そのことに少し疑問を持ちながらも、パチュリーはどんな作品を作るか設計図を書き上げていく。

2時間後。

「来たよー」
「やっと時間なのね。作り方はここに書いてあるからかくかくしかじか」
「りょーかい。じゃ、また二時間後」

どっさりと袋をルーミアが置くと共に、幽々子はその場を離れていく。
袋の中にはおにぎりとかパンとかお菓子とか霧吹き付け用のスプレーとかシロップとかが入っていた。

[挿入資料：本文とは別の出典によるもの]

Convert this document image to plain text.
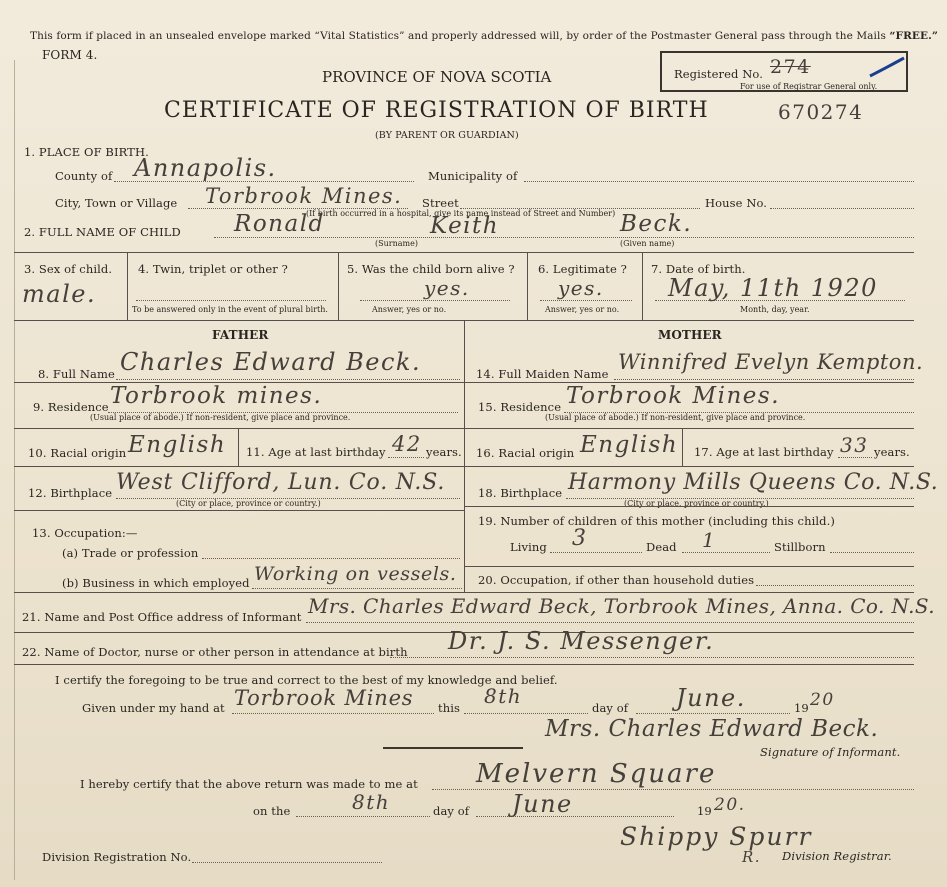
This form if placed in an unsealed envelope marked “Vital Statistics” and properly addressed will, by order of the Postmaster General pass through the Mails “FREE.”
FORM 4.
PROVINCE OF NOVA SCOTIA
CERTIFICATE OF REGISTRATION OF BIRTH	670274
(BY PARENT OR GUARDIAN)
Registered No. 274
For use of Registrar General only.
1. PLACE OF BIRTH.
County of Annapolis.	Municipality of
City, Town or Village Torbrook Mines. Street	House No.
(If birth occurred in a hospital, give its name instead of Street and Number)
2. FULL NAME OF CHILD Ronald	Keith	Beck.
(Surname)	(Given name)
3. Sex of child.
male.
4. Twin, triplet or other ?
To be answered only in the event of plural birth.
5. Was the child born alive ?
yes.
Answer, yes or no.
6. Legitimate ?
yes.
Answer, yes or no.
7. Date of birth.
May, 11th 1920
Month, day, year.
FATHER	MOTHER
8. Full Name Charles Edward Beck.	14. Full Maiden Name Winnifred Evelyn Kempton.
9. Residence Torbrook mines.
(Usual place of abode.) If non-resident, give place and province.
15. Residence Torbrook Mines.
(Usual place of abode.) If non-resident, give place and province.
10. Racial origin English 11. Age at last birthday 42 years. 16. Racial origin English 17. Age at last birthday 33 years.
12. Birthplace West Clifford, Lun. Co. N.S.
(City or place, province or country.)
18. Birthplace Harmony Mills Queens Co. N.S.
(City or place, province or country.)
13. Occupation:—
(a) Trade or profession
(b) Business in which employed Working on vessels.
19. Number of children of this mother (including this child.)
Living 3	Dead 1	Stillborn
20. Occupation, if other than household duties
21. Name and Post Office address of Informant Mrs. Charles Edward Beck, Torbrook Mines, Anna. Co. N.S.
22. Name of Doctor, nurse or other person in attendance at birth Dr. J. S. Messenger.
I certify the foregoing to be true and correct to the best of my knowledge and belief.
Given under my hand at Torbrook Mines this 8th	day of June.	19 20
Mrs. Charles Edward Beck.
Signature of Informant.
I hereby certify that the above return was made to me at Melvern Square
on the	8th	day of June	19 20.
Shippy Spurr
R. Division Registrar.
Division Registration No.
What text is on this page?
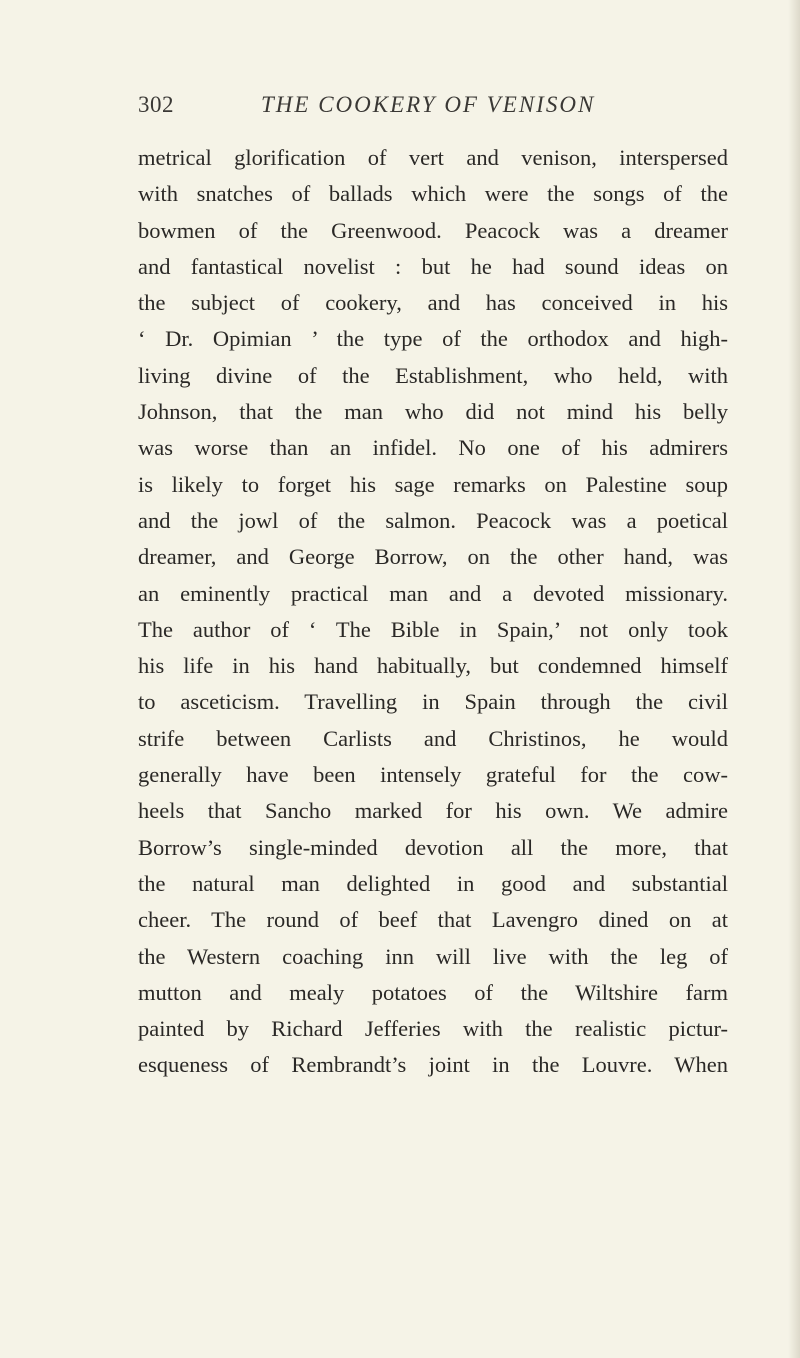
302	THE COOKERY OF VENISON
metrical glorification of vert and venison, interspersed
with snatches of ballads which were the songs of the
bowmen of the Greenwood. Peacock was a dreamer
and fantastical novelist : but he had sound ideas on
the subject of cookery, and has conceived in his
‘ Dr. Opimian ’ the type of the orthodox and high-
living divine of the Establishment, who held, with
Johnson, that the man who did not mind his belly
was worse than an infidel. No one of his admirers
is likely to forget his sage remarks on Palestine soup
and the jowl of the salmon. Peacock was a poetical
dreamer, and George Borrow, on the other hand, was
an eminently practical man and a devoted missionary.
The author of ‘ The Bible in Spain,’ not only took
his life in his hand habitually, but condemned himself
to asceticism. Travelling in Spain through the civil
strife between Carlists and Christinos, he would
generally have been intensely grateful for the cow-
heels that Sancho marked for his own. We admire
Borrow’s single-minded devotion all the more, that
the natural man delighted in good and substantial
cheer. The round of beef that Lavengro dined on at
the Western coaching inn will live with the leg of
mutton and mealy potatoes of the Wiltshire farm
painted by Richard Jefferies with the realistic pictur-
esqueness of Rembrandt’s joint in the Louvre. When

「ちょっとどこ行ってたのよ! そしてあの亡霊どこ行くのよ!?」
「? 買い出しだけど?
 彫像を作るために道具が必要なんだから、それを持ってこようとするのはおかしなことじゃないもん。
 閻魔にだって認められたわ」
「袋の中に入ってるの、ほとんど食べ物じゃない!」
「ふふ、作るために必要なのは変わらないでしょー?」

流し目でそう言い返しつつ、ルーミアはおにぎりを飲み込みながら氷を削り始めた。
相手がコンビなのに対しパチュリーは一人。シフトで交代しながら作ることは出来ない。
こうしている間にもルーミアは作り上げていく。食事を取りながら。

「……むきゅ~!」

パチュリーは怨嗟の声を上げながら作業を開始した。


翌日。
完成した二つの氷像が公衆の面前に引き出された。
ゆゆルミペアが作ったのは氷の扇。
中に紫色の光源が仕込まれていたり、霜がついていたりと、財にものを言わせている。

「投光機やイルミネーションも付けられてるし、派手だね」
「ただそういった道具の割りに、ちょっと雑なところがありますね……
 こことか変な感じで削れていますし、あれだけの氷を使った割には小さいですね。
 さて、もう片方のほうは……」

そうしてパチュリーの作品へ向き直るレミリアと映姫。
そこにあったのは、レモンである。
見ての通り、レモンである。
寸分の狂いもなきレモンの氷像である。但しサイズは本物の十数倍。
表面のざらつきすら見事に再現しており、その技巧はルミゆゆコンビの氷像の比ではない。
ないが。

「……確かに凄いのですが、何か怨念のようなものを感じますね、これ」
「厄い……物凄い厄いわ……」
「多分放って置くと命を持って祟るよ、これ。私が言うんだから間違いない」
「パチェのやつそんなにレモンが食べたかったのかなぁ」

これを認めた場合何かしらの事変が発生する可能性がある、という雛と諏訪子の意見により、パチュリーの負けとなった。